Elmahrek: Are there any more battles ahead in your last months on
the council?

Shea: In September, my intention is to bring forward something that is
very troublesome–this environmental study we're doing at the
Great Park. I hired a staff member to help me do some investigation–he's looked all over the country; we're talking the Department
of the Navy and many other public agencies–and there's not one
public agency we have found that hides their environmental studies
under attorney-client privilege.

I mean, this is just absolutely ridiculous. You're talking about
the health and welfare of our residents and residents who are going
to visit the park. I'm going to ask to have a full overview of
what's been determined so far, what contaminants have been found,
what our progress is in regards to cleanup at the base and
determining any environmental problems that could be there. For
them to hide that under attorney-client privilege . . . anybody with
any sense would know this is just foolishness. It's dishonest.
Transparency should be normal at City Hall instead of continually
hiding things that Mr. Agran and his team . . . you know. . . . I'm
going to bring that forward for sure.

This is certainly not a new issue, having gurgled up for years, even before the Marines closed shop and moved permanently to Afghanistan.

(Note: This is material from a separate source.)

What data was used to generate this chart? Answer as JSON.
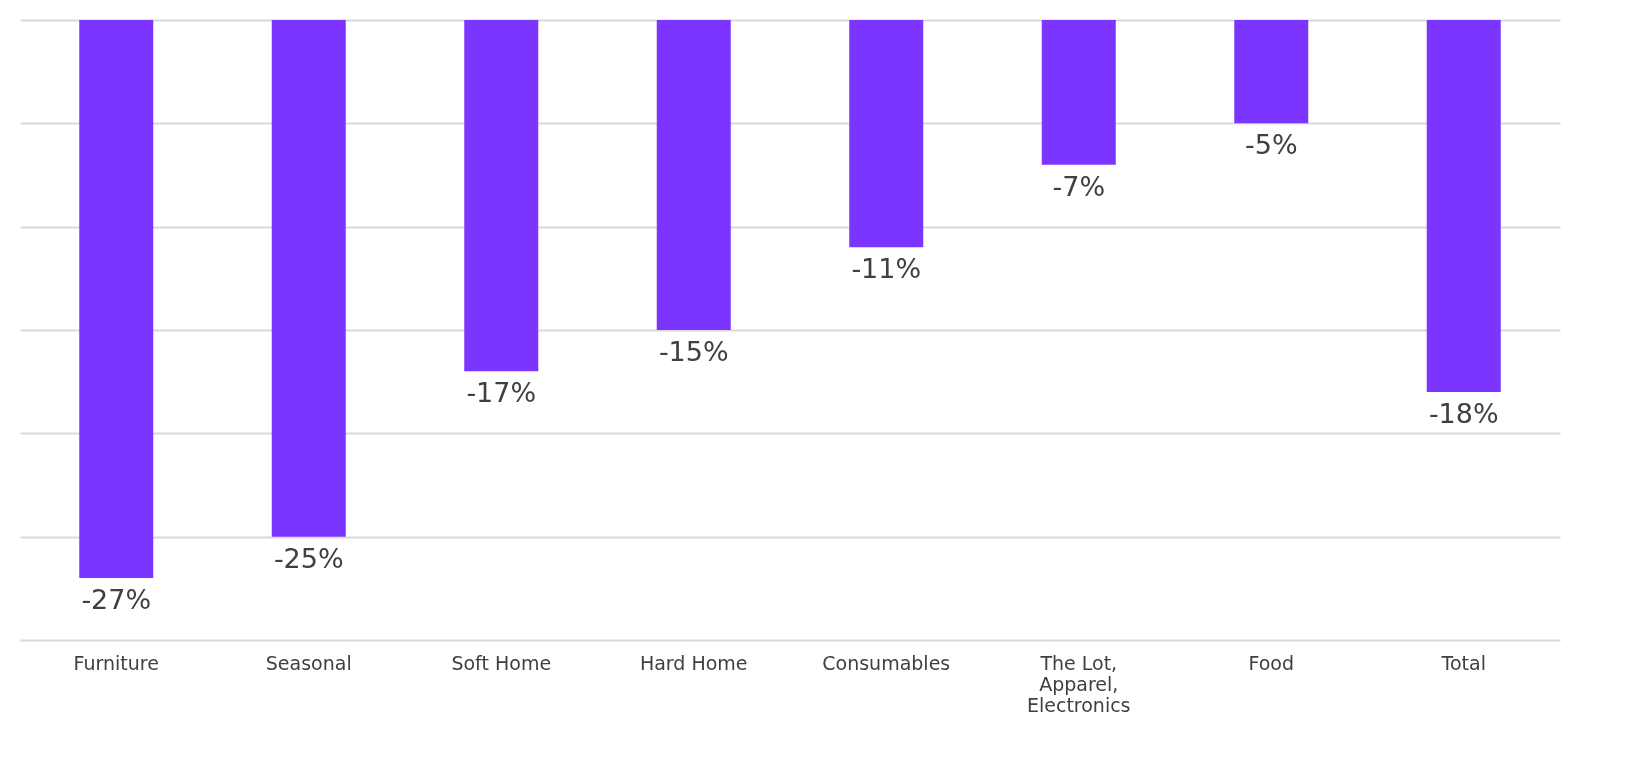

It splashed up again before and during the November 2008 citywide election that earned Shea a final two-year term (she can run again in 2012) and Choi another four-year stint.

Talk around town that toxins from the base are filtering into Irvine's drinking water was so rampant that Great Park chairman Agran felt compelled to have representatives of the city, the Department of the Navy and the Irvine Ranch Water District address the issue.

What's ironic, of course, was when Agran and others were fighting to keep El Toro from becoming a commercial airport, they raised the contamination issue as a reason it should become another Southwest Airlines parking lot.

“Naw, the water's fine,” they now claim.

What? You expected them to say something else?

And you expect anyone in town to give a shit when Shea brings it back one more time–with feeling?

Certainly not. There are much more important issues, such as whether to require that new noodle house on Jamboree to have a salmon- or pale salmon-colored facade.